We’re going old-school again this week.
Last week, we visited the old Pilgrim Hill School, an abandoned building that used to house Russell County’s elementary school for black children. It’s on Ware Road, within sight of U.S. 431 a little ways south of the Highway 165 intersection.
Built in 1919, it was a one-room, then two-room schoolhouse with wood-stove heating and privies outside until it closed in 1964 and its students integrated into Mount Olive School in Fort Mitchell.
One of Pilgrim Hill’s last two teachers, Mrs. Katie Mitchell, also moved with her students to Mount Olive, where she would remain on the faculty until she retired in 1986.
“They said they weren’t going to go to Mount Olive unless I went, too,” said Mitchell, who still lives just about a 10-minute drive from Pilgrim Hill.
One of her students at the time was Arthur Day, today a member of Phenix City Council. Day said he recalls carrying buckets of water to the school and collecting firewood for the cast iron stoves.
“I toted many a bucket of water to that school, and I made many a fire there,” Day recalled.
Asked if she remembered teaching Day, Mitchell said, “Oh yes, I remember every one of my students.”
Her memories of Pilgrim Hill are pleasant, she said, in spite of the lack of modern facilities.
“Remember, this was the 1950s in rural Russell County,” Mitchell said. “Nobody had much more that back then.
“We had two of what they called pot-bellied stoves. You had to gather the wood. The county provided coal, but we had the children bring in some wood to start the fires. Everything was lovely, because we didn’t have anything better.”
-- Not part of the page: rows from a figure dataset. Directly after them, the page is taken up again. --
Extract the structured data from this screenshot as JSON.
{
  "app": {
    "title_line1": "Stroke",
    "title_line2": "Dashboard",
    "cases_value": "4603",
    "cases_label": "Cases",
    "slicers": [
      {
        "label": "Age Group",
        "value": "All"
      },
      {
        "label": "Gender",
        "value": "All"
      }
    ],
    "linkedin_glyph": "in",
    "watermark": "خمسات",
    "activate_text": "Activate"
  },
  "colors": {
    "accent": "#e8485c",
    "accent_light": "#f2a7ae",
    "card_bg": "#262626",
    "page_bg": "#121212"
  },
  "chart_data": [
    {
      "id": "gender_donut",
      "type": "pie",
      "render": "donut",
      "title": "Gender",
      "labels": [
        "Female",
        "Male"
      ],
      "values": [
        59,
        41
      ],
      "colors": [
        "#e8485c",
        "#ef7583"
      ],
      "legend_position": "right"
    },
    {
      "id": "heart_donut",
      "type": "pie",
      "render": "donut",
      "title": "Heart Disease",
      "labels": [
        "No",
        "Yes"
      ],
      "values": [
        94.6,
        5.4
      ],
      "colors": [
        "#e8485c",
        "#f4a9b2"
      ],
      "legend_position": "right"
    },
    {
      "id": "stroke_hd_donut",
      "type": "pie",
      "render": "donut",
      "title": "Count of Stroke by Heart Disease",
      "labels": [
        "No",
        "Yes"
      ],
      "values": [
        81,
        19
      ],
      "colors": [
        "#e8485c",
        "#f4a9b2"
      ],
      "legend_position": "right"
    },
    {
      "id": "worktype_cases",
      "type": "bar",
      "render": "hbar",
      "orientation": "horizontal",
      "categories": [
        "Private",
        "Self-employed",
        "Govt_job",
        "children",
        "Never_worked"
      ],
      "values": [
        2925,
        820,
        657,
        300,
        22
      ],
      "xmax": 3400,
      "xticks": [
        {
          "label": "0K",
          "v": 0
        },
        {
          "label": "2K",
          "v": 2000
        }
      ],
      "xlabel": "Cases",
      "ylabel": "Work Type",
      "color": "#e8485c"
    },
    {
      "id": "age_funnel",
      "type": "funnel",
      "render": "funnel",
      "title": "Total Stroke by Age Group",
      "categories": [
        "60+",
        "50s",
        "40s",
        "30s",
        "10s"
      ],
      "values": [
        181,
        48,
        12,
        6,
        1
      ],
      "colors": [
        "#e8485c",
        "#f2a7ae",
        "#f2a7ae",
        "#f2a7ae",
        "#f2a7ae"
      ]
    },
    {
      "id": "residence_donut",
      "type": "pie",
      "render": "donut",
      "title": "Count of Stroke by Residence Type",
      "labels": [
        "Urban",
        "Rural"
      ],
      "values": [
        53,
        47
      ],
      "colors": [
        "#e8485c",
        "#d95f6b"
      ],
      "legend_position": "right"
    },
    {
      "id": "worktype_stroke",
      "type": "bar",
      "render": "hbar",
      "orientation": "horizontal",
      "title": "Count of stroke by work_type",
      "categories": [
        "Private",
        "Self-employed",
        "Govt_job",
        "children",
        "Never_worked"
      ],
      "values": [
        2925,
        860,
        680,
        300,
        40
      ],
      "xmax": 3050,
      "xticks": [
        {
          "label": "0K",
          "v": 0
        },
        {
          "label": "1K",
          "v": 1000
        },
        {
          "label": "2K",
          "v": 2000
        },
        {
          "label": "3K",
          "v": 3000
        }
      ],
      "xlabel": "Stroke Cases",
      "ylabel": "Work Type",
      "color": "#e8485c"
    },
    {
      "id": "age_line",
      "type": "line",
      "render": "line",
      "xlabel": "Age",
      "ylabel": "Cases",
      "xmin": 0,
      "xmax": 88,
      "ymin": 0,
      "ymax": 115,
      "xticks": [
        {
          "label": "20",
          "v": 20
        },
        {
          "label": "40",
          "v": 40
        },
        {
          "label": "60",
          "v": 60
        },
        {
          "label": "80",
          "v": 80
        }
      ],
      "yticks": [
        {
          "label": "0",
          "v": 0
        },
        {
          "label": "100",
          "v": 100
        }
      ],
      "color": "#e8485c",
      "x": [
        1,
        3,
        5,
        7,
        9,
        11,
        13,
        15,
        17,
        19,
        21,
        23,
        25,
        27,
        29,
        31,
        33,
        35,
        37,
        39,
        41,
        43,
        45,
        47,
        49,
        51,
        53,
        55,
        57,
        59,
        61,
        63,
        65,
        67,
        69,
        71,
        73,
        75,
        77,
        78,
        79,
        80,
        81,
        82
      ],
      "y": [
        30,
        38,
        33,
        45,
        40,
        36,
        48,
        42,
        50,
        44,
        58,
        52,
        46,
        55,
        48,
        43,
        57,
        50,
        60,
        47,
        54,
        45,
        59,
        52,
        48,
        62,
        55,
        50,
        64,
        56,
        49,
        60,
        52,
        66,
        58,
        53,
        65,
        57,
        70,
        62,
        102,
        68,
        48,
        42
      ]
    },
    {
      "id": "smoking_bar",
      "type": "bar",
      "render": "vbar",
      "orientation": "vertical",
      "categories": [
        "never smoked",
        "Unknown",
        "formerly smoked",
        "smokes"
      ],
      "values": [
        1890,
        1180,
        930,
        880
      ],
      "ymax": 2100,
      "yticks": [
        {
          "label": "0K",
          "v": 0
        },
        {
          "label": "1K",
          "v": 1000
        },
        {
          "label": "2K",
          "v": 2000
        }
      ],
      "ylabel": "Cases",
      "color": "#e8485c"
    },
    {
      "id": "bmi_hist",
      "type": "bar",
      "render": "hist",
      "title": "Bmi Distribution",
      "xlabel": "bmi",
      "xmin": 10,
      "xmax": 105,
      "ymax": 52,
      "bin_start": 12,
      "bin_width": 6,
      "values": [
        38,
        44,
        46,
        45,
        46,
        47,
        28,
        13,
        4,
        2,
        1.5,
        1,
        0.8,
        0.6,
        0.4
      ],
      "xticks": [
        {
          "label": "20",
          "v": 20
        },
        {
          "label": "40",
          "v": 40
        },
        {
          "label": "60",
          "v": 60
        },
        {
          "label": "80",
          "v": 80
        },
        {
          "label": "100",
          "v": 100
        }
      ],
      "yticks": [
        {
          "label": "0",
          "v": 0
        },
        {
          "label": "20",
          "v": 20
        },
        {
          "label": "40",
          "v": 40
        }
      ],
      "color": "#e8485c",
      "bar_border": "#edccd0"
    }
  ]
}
What she said she remembers most fondly was the relationship between teachers, students and most importantly, with the parents of the students.
“I miss the relationships we had with the parents and the students,” Mitchell said. “We were one big family. It was like a village. Everybody was concerned about each other and we worked together. It was like a close-knit family.”
She said she doesn’t think she could teach today because teachers don’t get the same kind of respect and cooperation from parents and the community that they did back in her day.
“By the time I retired in 1986, I saw that change coming,” Mitchell said.
That respect she earned from her students remains to this day. Her students are all adults now, of course, but they still show the respect and deference they always did.
“If I walk in someplace and one of them is drinking a beer, they’ll hide it real quick,” Mitchell laughed.
Mitchell, now widowed, lives in the house she and her husband built not far from the old school. And at 85, she still takes care of her large, sloping hillside yard, tending to landscaping and mowing the grass on her riding mower.
“Before my husband passed, he had a riding mower too and we mowed the yard together,” Mitchell said. “Oh, how we loved working in that yard together.”